Wildlife Watching at Locust Lake State Park
There are many opportunities to see wildlife, but please observe from a safe distance and do not feed wildlife.
More than 100 species of birds have been identified at Locust Lake, including 16 species of birds of prey. Because of its location in the Appalachian Mountain section of the Ridge and Valley Province, Locust Valley is positioned along the migration route used by many species of birds of prey, including:
Screech owls and great-horned owls are year-round residents.
Natural Resources of the Locust Valley
Tuscarora and Locust Lake state parks are six miles from each other in the Locust Valley. Locust Lake is in the western side of the valley near the headwaters of Locust Creek. After meandering east six miles along Locust Mountain, Locust Creek flows into Tuscarora Lake and eventually to the Schuylkill River.
Surrounded by lands that were strip-mined for coal, Locust Valley is a green oasis of forests and wetlands abounding in wildlife.
A Striking Difference
In contrast to the strip-mined lands surrounding the Locust Valley, Tuscarora and Locust Lake state parks are lush forests, fields, and wetlands.
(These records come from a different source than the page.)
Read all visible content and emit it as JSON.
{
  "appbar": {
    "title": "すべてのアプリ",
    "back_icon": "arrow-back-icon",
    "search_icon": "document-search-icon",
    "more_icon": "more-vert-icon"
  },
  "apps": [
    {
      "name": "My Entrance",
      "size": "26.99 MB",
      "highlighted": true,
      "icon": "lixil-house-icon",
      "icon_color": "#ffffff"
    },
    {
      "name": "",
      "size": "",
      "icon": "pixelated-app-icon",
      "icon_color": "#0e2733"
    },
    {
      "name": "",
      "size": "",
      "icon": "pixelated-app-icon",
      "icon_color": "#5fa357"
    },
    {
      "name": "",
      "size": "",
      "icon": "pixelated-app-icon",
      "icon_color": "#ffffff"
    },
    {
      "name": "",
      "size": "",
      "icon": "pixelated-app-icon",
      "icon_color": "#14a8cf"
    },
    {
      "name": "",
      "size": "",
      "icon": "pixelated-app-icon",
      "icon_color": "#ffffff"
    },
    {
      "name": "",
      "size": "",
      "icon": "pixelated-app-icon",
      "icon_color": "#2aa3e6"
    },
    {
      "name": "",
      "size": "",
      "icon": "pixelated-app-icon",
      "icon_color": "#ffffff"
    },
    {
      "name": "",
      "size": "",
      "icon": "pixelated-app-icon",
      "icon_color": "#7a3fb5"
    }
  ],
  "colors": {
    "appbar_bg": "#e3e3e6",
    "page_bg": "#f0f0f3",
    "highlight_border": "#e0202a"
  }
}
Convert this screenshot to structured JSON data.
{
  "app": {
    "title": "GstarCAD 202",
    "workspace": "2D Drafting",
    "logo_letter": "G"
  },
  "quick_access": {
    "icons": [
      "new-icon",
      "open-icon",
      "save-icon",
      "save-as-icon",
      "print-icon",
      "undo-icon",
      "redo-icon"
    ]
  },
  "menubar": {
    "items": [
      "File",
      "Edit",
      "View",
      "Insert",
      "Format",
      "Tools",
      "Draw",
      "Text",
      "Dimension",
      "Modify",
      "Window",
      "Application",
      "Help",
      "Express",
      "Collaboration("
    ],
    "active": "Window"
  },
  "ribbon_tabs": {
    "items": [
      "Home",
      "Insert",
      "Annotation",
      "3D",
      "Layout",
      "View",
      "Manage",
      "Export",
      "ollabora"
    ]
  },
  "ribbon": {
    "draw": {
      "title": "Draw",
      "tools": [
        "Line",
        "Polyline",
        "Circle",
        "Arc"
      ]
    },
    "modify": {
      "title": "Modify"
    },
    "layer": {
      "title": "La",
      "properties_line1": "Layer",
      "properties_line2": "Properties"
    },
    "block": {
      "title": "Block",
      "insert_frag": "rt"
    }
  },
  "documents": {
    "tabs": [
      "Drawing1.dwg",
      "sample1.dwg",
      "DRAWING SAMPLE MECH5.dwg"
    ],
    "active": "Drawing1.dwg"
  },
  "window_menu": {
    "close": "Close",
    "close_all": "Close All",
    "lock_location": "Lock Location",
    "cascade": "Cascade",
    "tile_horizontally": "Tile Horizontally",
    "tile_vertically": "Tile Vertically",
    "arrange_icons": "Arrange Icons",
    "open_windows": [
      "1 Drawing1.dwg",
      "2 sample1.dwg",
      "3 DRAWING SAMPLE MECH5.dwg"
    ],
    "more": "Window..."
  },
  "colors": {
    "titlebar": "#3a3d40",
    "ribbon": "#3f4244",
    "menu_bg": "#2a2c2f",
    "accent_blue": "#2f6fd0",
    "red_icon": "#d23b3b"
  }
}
Although extensively logged in the 1800s, the land is reforested with second and third growth timber. The mixed oak forest contains scattered patches of eastern hemlock, and white pine, but is dominated by northern red oak, chestnut oak, white oak, and other trees like sycamore, yellow birch, red maple, white ash, and tulip poplar.
The diversity of trees supplies food for squirrel, chipmunk, bear, deer, turkey, and grouse, and provides nesting sites and cover for wildlife.
To slow soil erosion, over 110 acres of fields in Tuscarora State Park were planted with Austrian, eastern white, red and pitch pines, Japanese and European larches, Norway and white spruces, and eastern hemlocks.
In 1966, about 50,000 trees of each species were planted. Look for areas where the trees are all in rows and are the same species to find these tree plantations.
A variety of smaller trees and shrubs grow under the large trees and provide food and shelter for wildlife. Ironwood and spicebush are good browse for deer.
Black locust, flowering and silky dogwood, mountain laurel, rhododendron, blueberry, and serviceberry have beautiful flowers and edible fruit and seeds for wildlife.
Ferns, wildflowers, herbs, and grasses on the forest floor provide shelter and runways for smaller animals like mice, chipmunks, snakes, salamanders, and insects. Locust Lake State Park boasts 15 species of ferns and over 240 species of wildflowers.
Both state parks manage several fields for wildlife food and habitat. These meadows support a complex food web of plants, insects, and animals. There are about 134 acres of open fields by the entrance of Tuscarora State Park.
These old fields and upland meadows contain natural herbaceous vegetation and are managed for plant diversity by periodic mowing. Small “islands” in each area are not mowed and allowed to grow. Also, permanent brush fields are maintained for wildlife. These 96 acres are planted with cover or food for wildlife. Some of the shrubs are blueberry, huckleberry, and scrub oak.
Thirty-eight acres of Locust Lake by the dam are periodically mowed to prevent natural succession by trees. Wildflowers, tall grasses, and other herbaceous plants provide roots, leaves, nectar, and pollen for a host of meadow-dwelling creatures.
Some species of wildlife inhabiting this area are shrews, moles, meadow voles, meadow mice, butterflies, and moths, and hundreds of other insect species. These insects and small animals attract the carnivores that prey on them like hawks, owls, and foxes.
The edges of Locust Creek and Tuscarora and Locust lakes are riparian areas, a type of wetland. The often-wet soil is inhospitable to many plants, but sphagnum moss, rushes, burreed, skunk cabbage, and cattails can only live in wetlands.
This vegetation is important to the ecosystem of the lake. Plants provide food for fish and wildlife, hiding places for smaller organisms, spawning and nursery areas for fish, and contribute to the dissolved oxygen supply. Aquatic vegetation in the lakes like milifoil, coontail, cattail, and curlyleaf pondweed are homes to insect larvae like dragonflies and mayflies.
Many unique animals depend on wetlands. In and around water at Tuscarora and Locust Lake state parks, you can see pickerel frogs, bullfrogs, red-spotted newts, great blue herons, painted turtles, crayfish, water snakes, and many fish and waterfowl.
Wetlands are not only important to plants and animals, but provide a great service to people. Wetlands slow floods and clean water and are one reason that the water in the Locust Valley is so clean.